Compared to conventional ground improvement methods such as chemical grouting [12] or deep soil mixing [13], which often involve high-embodied-carbon materials and result in permanent environmental alteration, AGF offers a reversible and material-efficient alternative. The findings of this study, which provide a more reliable strength criterion for frozen soil formed under in situ stress conditions, enhance the viability and predictability of AGF. This advancement strengthens the case for adopting AGF as a lower-carbon solution for ground stabilization, particularly in water-rich sandy strata where traditional methods face significant challenges. A quantitative life-cycle assessment to precisely quantify the carbon reduction potential is a recommended direction for future work.

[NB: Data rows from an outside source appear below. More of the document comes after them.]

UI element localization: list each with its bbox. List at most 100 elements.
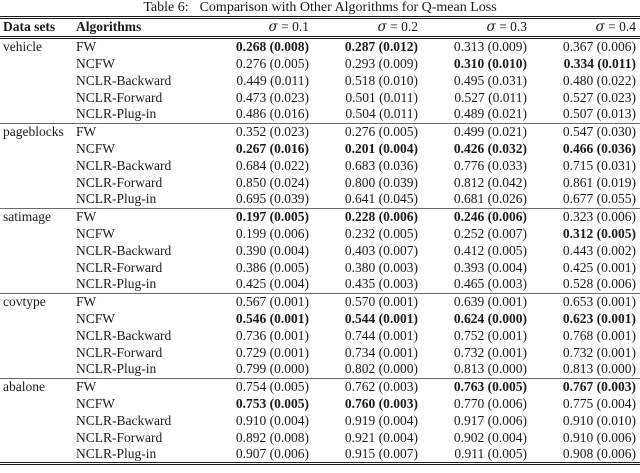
col-header-sigma-0.4: σ = 0.4 <box>531 16 640 39</box>
table-row: NCFW 0.199 (0.006) 0.232 (0.005) 0.252 (0.0… <box>0 225 640 242</box>
value-cell: 0.770 (0.006) <box>453 395 527 411</box>
value-cell: 0.763 (0.005) <box>422 377 531 395</box>
algorithm-cell: NCLR-Forward <box>76 344 163 360</box>
value-cell: 0.544 (0.001) <box>344 310 418 326</box>
algorithm-cell: FW <box>76 39 97 54</box>
dataset-cell <box>0 412 73 429</box>
dataset-cell <box>0 361 73 378</box>
algorithm-cell: NCLR-Backward <box>76 157 172 173</box>
algorithm-cell: NCLR-Forward <box>76 89 163 105</box>
value-cell: 0.800 (0.039) <box>344 174 418 190</box>
value-cell: 0.504 (0.011) <box>345 106 418 122</box>
table-row: NCLR-Forward 0.386 (0.005) 0.380 (0.003) 0.… <box>0 259 640 276</box>
value-cell: 0.528 (0.006) <box>562 276 636 292</box>
col-header-datasets: Data sets <box>0 16 73 39</box>
table-row: vehicle FW 0.268 (0.008) 0.287 (0.012) 0.313… <box>0 38 640 56</box>
algorithm-cell: NCFW <box>76 140 116 156</box>
value-cell: 0.799 (0.000) <box>235 361 309 377</box>
value-cell: 0.201 (0.004) <box>344 140 418 156</box>
algorithm-cell: NCFW <box>76 395 116 411</box>
value-cell: 0.813 (0.000) <box>453 361 527 377</box>
value-cell: 0.313 (0.009) <box>453 39 527 54</box>
value-cell: 0.910 (0.010) <box>562 412 636 428</box>
dataset-cell <box>0 106 73 123</box>
value-cell: 0.775 (0.004) <box>562 395 636 411</box>
value-cell: 0.527 (0.023) <box>562 89 636 105</box>
dataset-cell <box>0 429 73 446</box>
value-cell: 0.802 (0.000) <box>344 361 418 377</box>
value-cell: 0.489 (0.021) <box>453 106 527 122</box>
value-cell: 0.312 (0.005) <box>562 225 636 241</box>
algorithm-cell: NCLR-Backward <box>76 72 172 88</box>
value-cell: 0.919 (0.004) <box>344 412 418 428</box>
dataset-cell <box>0 242 73 259</box>
table-row: NCFW 0.267 (0.016) 0.201 (0.004) 0.426 (0.0… <box>0 140 640 157</box>
value-cell: 0.252 (0.007) <box>453 225 527 241</box>
value-cell: 0.850 (0.024) <box>235 174 309 190</box>
dataset-cell <box>0 344 73 361</box>
value-cell: 0.767 (0.003) <box>531 377 640 395</box>
value-cell: 0.917 (0.006) <box>453 412 527 428</box>
value-cell: 0.921 (0.004) <box>344 429 418 445</box>
value-cell: 0.199 (0.006) <box>235 225 309 241</box>
dataset-cell: abalone <box>0 377 73 395</box>
value-cell: 0.393 (0.004) <box>453 259 527 275</box>
value-cell: 0.501 (0.011) <box>345 89 418 105</box>
col-header-sigma-0.1: σ = 0.1 <box>204 16 313 39</box>
value-cell: 0.734 (0.001) <box>344 344 418 360</box>
table-caption: Table 6: Comparison with Other Algorithms… <box>0 0 640 16</box>
value-cell: 0.367 (0.006) <box>562 39 636 54</box>
value-cell: 0.386 (0.005) <box>235 259 309 275</box>
table-row: covtype FW 0.567 (0.001) 0.570 (0.001) 0.639… <box>0 292 640 310</box>
value-cell: 0.527 (0.011) <box>454 89 527 105</box>
table-row: NCLR-Plug-in 0.695 (0.039) 0.641 (0.045) 0.… <box>0 191 640 208</box>
table-row: NCLR-Plug-in 0.425 (0.004) 0.435 (0.003) 0.… <box>0 276 640 293</box>
table-row: NCLR-Backward 0.684 (0.022) 0.683 (0.036) 0… <box>0 157 640 174</box>
col-header-algorithms: Algorithms <box>73 16 204 39</box>
value-cell: 0.684 (0.022) <box>235 157 309 173</box>
value-cell: 0.567 (0.001) <box>204 292 313 310</box>
algorithm-cell: NCLR-Plug-in <box>76 361 157 377</box>
table-row: NCFW 0.753 (0.005) 0.760 (0.003) 0.770 (0.0… <box>0 395 640 412</box>
value-cell: 0.228 (0.006) <box>313 207 422 225</box>
value-cell: 0.480 (0.022) <box>562 72 636 88</box>
algorithm-cell: NCFW <box>76 225 116 241</box>
table-row: NCLR-Backward 0.390 (0.004) 0.403 (0.007) 0… <box>0 242 640 259</box>
table-row: NCLR-Forward 0.850 (0.024) 0.800 (0.039) 0.… <box>0 174 640 191</box>
value-cell: 0.729 (0.001) <box>235 344 309 360</box>
table-row: NCLR-Forward 0.892 (0.008) 0.921 (0.004) 0.… <box>0 429 640 446</box>
algorithm-cell: NCLR-Backward <box>76 242 172 258</box>
dataset-cell: vehicle <box>3 39 42 54</box>
value-cell: 0.380 (0.003) <box>344 259 418 275</box>
value-cell: 0.546 (0.001) <box>235 310 309 326</box>
value-cell: 0.197 (0.005) <box>204 207 313 225</box>
value-cell: 0.623 (0.001) <box>562 310 636 326</box>
value-cell: 0.425 (0.004) <box>235 276 309 292</box>
table-row: NCFW 0.546 (0.001) 0.544 (0.001) 0.624 (0.0… <box>0 310 640 327</box>
dataset-cell <box>0 157 73 174</box>
sigma-value: = 0.4 <box>604 19 636 34</box>
value-cell: 0.695 (0.039) <box>235 191 309 207</box>
dataset-cell: satimage <box>0 207 73 225</box>
sigma-symbol: σ <box>268 19 278 35</box>
col-header-sigma-0.3: σ = 0.3 <box>422 16 531 39</box>
value-cell: 0.744 (0.001) <box>344 327 418 343</box>
header-row: Data sets Algorithms σ = 0.1 σ = 0.2 σ =… <box>0 16 640 39</box>
dataset-cell <box>0 259 73 276</box>
value-cell: 0.732 (0.001) <box>453 344 527 360</box>
dataset-cell <box>0 174 73 191</box>
value-cell: 0.908 (0.006) <box>531 446 640 465</box>
value-cell: 0.412 (0.005) <box>453 242 527 258</box>
value-cell: 0.752 (0.001) <box>453 327 527 343</box>
value-cell: 0.495 (0.031) <box>453 72 527 88</box>
sigma-symbol: σ <box>595 19 605 35</box>
value-cell: 0.473 (0.023) <box>235 89 309 105</box>
value-cell: 0.861 (0.019) <box>562 174 636 190</box>
algorithm-cell: NCLR-Backward <box>76 412 172 428</box>
algorithm-cell: NCLR-Forward <box>76 429 163 445</box>
value-cell: 0.715 (0.031) <box>562 157 636 173</box>
value-cell: 0.776 (0.033) <box>453 157 527 173</box>
table-caption-label: Table 6: <box>143 0 189 15</box>
value-cell: 0.677 (0.055) <box>562 191 636 207</box>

4.4. Limitations and Future Work

While this study provides fundamental insights into the behavior of pressurized frozen sand, it is important to acknowledge its limitations. The investigation was conducted under a specific set of conditions: a single temperature (−10 °C), a fixed stress path (b = 0.5, α = 30°), and focused on a single soil type (saturated medium sand). Furthermore, explicit repeatability tests were not the primary focus of this initial parametric study. These limitations define the scope of the current findings.

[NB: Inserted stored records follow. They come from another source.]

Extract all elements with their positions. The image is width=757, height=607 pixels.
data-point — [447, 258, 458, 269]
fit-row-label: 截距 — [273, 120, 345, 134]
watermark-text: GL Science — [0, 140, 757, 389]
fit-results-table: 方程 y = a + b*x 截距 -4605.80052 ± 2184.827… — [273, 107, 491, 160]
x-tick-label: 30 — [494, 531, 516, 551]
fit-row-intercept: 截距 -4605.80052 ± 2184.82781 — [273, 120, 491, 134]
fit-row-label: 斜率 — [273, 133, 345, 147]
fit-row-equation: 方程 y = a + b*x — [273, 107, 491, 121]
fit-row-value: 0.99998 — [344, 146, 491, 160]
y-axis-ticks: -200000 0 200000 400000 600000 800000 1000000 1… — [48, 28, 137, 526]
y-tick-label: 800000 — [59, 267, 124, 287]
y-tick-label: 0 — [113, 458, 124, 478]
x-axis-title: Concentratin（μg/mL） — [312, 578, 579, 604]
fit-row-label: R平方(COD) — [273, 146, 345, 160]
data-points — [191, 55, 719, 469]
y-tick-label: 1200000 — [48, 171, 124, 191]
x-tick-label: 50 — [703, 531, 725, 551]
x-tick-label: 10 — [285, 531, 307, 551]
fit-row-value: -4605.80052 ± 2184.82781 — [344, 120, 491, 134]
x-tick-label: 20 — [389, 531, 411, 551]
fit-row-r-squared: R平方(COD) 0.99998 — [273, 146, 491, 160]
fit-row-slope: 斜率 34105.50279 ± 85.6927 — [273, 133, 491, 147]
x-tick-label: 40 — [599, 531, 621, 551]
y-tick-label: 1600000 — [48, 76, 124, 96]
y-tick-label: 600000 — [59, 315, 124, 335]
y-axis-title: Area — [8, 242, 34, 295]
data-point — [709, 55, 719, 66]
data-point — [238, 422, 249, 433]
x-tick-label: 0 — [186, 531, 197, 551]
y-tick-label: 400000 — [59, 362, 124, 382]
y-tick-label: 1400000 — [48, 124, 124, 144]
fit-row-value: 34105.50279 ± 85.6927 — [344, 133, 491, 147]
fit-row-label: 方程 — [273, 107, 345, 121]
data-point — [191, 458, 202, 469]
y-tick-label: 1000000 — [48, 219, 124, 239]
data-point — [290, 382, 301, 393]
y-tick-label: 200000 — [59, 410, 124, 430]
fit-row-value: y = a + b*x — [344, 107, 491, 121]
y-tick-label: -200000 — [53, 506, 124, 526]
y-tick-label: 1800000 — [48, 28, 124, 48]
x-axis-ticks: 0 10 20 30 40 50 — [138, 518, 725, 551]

Future research should aim to generalize these results by exploring a wider range of temperatures, intermediate principal stress ratios (b-values), and principal stress directions (α). Investigating different soil types (e.g., silts, clays) and incorporating explicit repeatability tests are also crucial next steps. Such work will be instrumental in developing a comprehensive constitutive model that can reliably predict the behavior of artificially frozen ground under the diverse and complex conditions encountered in practice.

5. Conclusions

This study provides systematic insights into the mechanical behavior of pressurized artificially frozen sand, establishing a scientific basis for its application as a sustainable ground stabilization technique in underground construction. The principal conclusions, which connect fundamental mechanics to engineering practice, are outlined as follows:

(1) Pressurized freezing produces a soil–ice composite exhibiting fundamentally distinct mechanical responses compared to unpressurized frozen soils. This is demonstrated by a linear strength increase with mean principal stress (q_f = 1.17p + 3.77) and the complete absence of a pressure melting critical point within the 0.5–6 MPa range. This behavioral profile allows for more predictable and reliable strength estimation in design.

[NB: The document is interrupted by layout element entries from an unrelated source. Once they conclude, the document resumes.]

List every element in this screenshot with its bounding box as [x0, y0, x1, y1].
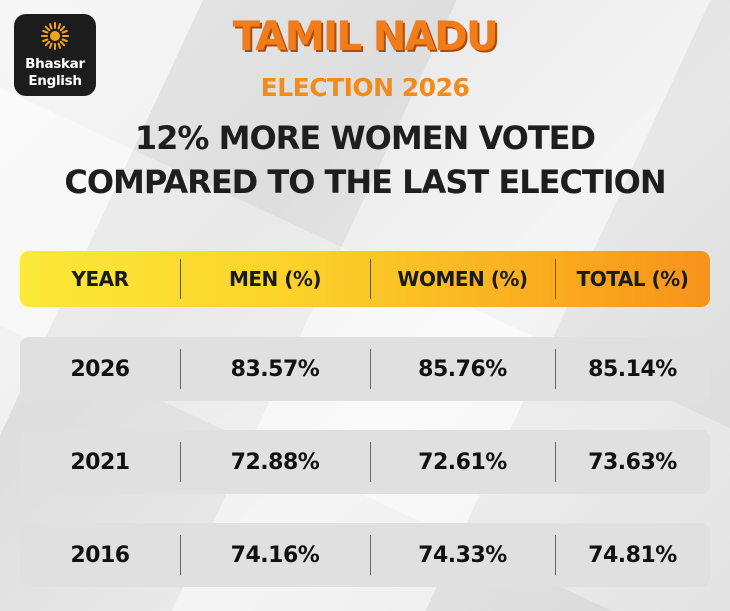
header-divider [180, 259, 181, 299]
sun-icon [41, 22, 69, 50]
row-divider [180, 349, 181, 389]
row-divider [370, 442, 371, 482]
header-divider [370, 259, 371, 299]
row-divider [555, 535, 556, 575]
column-header-total: TOTAL (%) [576, 267, 689, 291]
column-header-men: MEN (%) [228, 267, 322, 291]
logo-text-bhaskar: Bhaskar [25, 56, 85, 72]
column-header-year: YEAR [71, 267, 129, 291]
row-divider [370, 349, 371, 389]
bhaskar-english-logo: Bhaskar English [14, 14, 96, 96]
cell-women: 74.33% [418, 542, 507, 568]
cell-men: 72.88% [230, 449, 320, 475]
row-divider [555, 442, 556, 482]
cell-men: 74.16% [230, 542, 320, 568]
table-row: 2021 72.88% 72.61% 73.63% [20, 430, 710, 494]
table-row: 2016 74.16% 74.33% 74.81% [20, 523, 710, 587]
header-divider [555, 259, 556, 299]
headline: 12% MORE WOMEN VOTED COMPARED TO THE LAS… [64, 119, 666, 201]
cell-total: 73.63% [588, 449, 677, 475]
cell-total: 74.81% [588, 542, 677, 568]
row-divider [370, 535, 371, 575]
logo-text-english: English [28, 73, 82, 89]
cell-men: 83.57% [230, 356, 320, 382]
row-divider [555, 349, 556, 389]
column-header-women: WOMEN (%) [397, 267, 528, 291]
table-header: YEAR MEN (%) WOMEN (%) TOTAL (%) [20, 251, 710, 307]
table-row: 2026 83.57% 85.76% 85.14% [20, 337, 710, 401]
row-divider [180, 535, 181, 575]
cell-year: 2021 [70, 449, 130, 475]
brand-subtitle: ELECTION 2026 [260, 73, 470, 102]
brand-title: TAMIL NADU [232, 14, 499, 60]
cell-women: 72.61% [418, 449, 507, 475]
cell-total: 85.14% [588, 356, 677, 382]
cell-year: 2016 [70, 542, 130, 568]
row-divider [180, 442, 181, 482]
cell-women: 85.76% [418, 356, 507, 382]
cell-year: 2026 [70, 356, 130, 382]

(2) A crucial brittle-to-ductile transition occurs at a mean principal stress of approximately 4 MPa. Specimens sheared below this threshold exhibited strain softening and localized shear bands, whereas those above it demonstrated strain hardening and homogeneous plastic flow. This transition provides a design criterion for enhancing the resilience of frozen structures by ensuring ductile, non-catastrophic failure modes.

(3) The proposed linear failure criterion (q = Mp + c_T), with M = 1.17 and c_T = 3.77 MPa, offers a practical tool for engineering design. These parameters correspond to the ultimate frictional capacity and temperature-dependent ice cementation strength, respectively, facilitating the optimization of AGF systems with the potential for reduced energy consumption and lower carbon emissions.

Collectively, this research delivers experimentally validated parameters and a mechanistic framework that support the optimization of Artificial Ground Freezing. The proposed linear failure criterion is validated for the specific conditions tested; however, future investigations should explore the effects of temperature, diverse stress paths, and varied soil types to further validate and generalize this criterion for a comprehensive constitutive model for sustainable geotechnical design.